🤖 AI Summary
Constructing high-diversity French text datasets is computationally expensive when relying on optimal diversity sampling. Method: We propose a heuristic sampling approach that jointly quantifies lexical diversity via token frequency statistics and syntactic diversity via dependency tree complexity. Contribution/Results: Our study is the first to systematically demonstrate that the correlation between lexical and syntactic diversity in French is highly contingent on both corpus characteristics and metric selection—challenging the universality of generic diversity measures. Experiments across multiple French corpora show that our method significantly outperforms random sampling. While lexical diversity can partially proxy syntactic diversity, their correlation strength varies markedly across datasets and metrics.

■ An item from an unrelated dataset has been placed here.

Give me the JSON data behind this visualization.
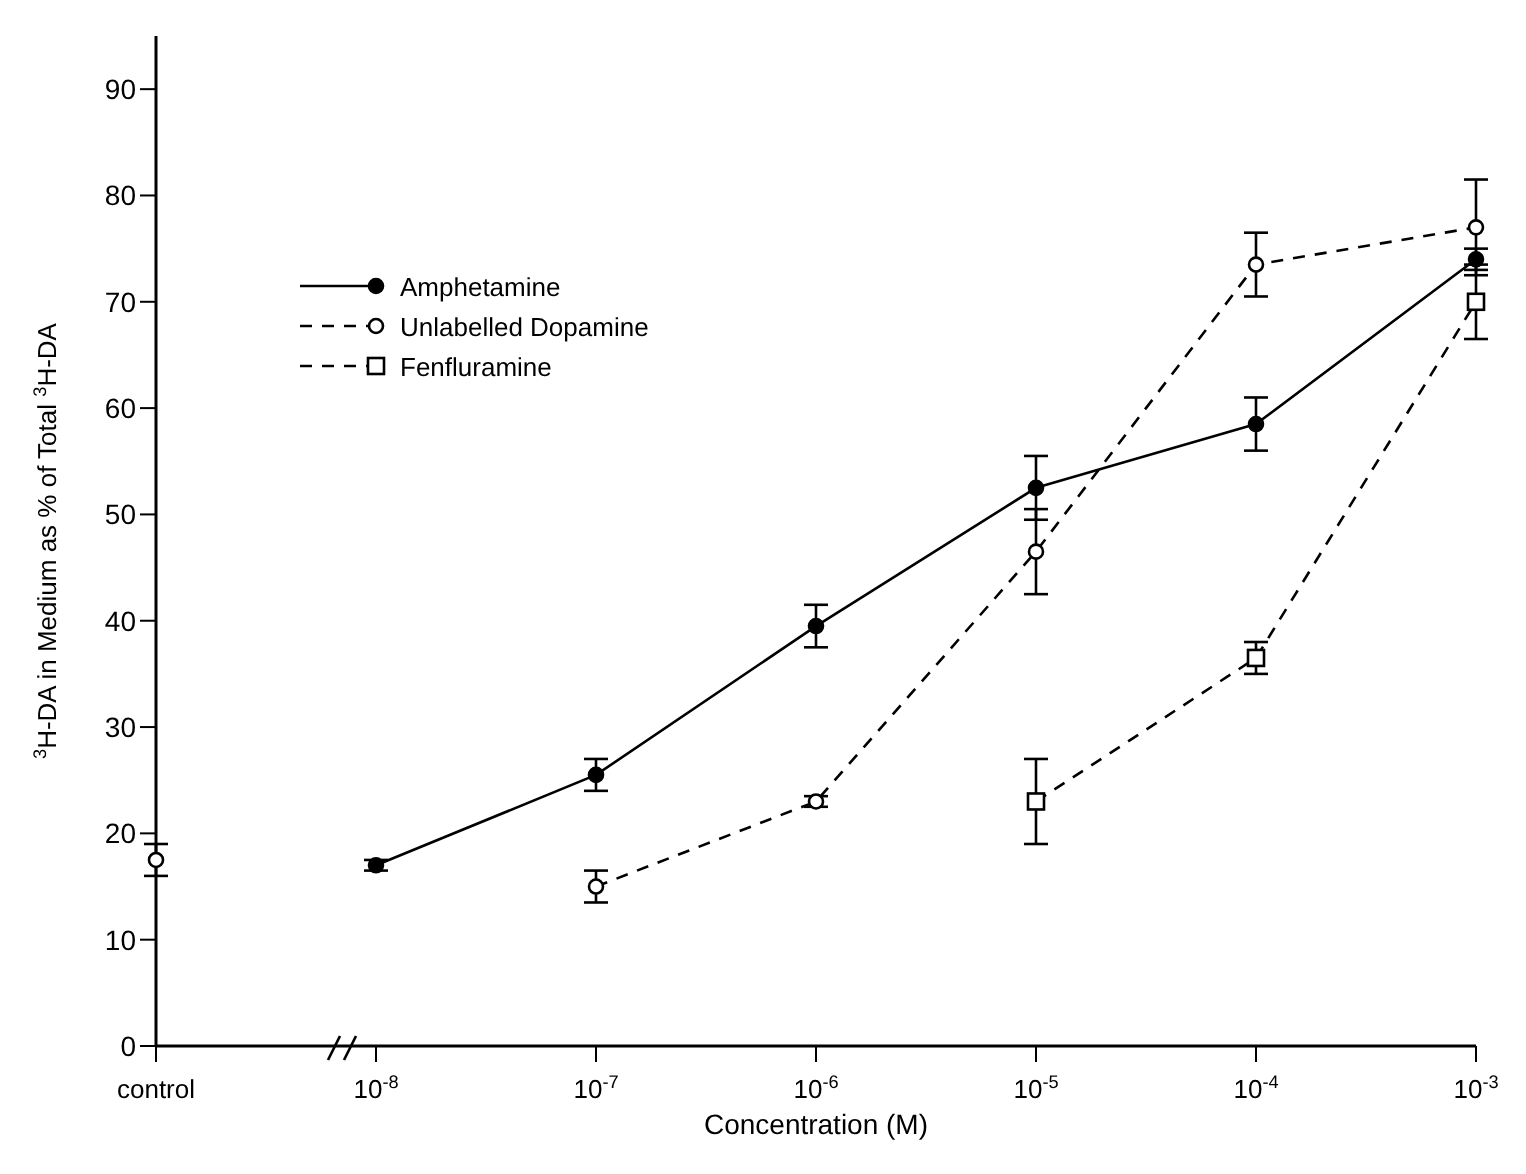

The proposed framework enables low-cost, reproducible construction of lexically and syntactically diverse French datasets, offering a principled methodology for resource-efficient NLP data curation.
📝 Abstract
Diversity is an important property of datasets and sampling data for diversity is useful in dataset creation. Finding the optimally diverse sample is expensive, we therefore present a heuristic significantly increasing diversity relative to random sampling. We also explore whether different kinds of diversity -- lexical and syntactic -- correlate, with the purpose of sampling for expensive syntactic diversity through inexpensive lexical diversity. We find that correlations fluctuate with different datasets and versions of diversity measures. This shows that an arbitrarily chosen measure may fall short of capturing diversity-related properties of datasets.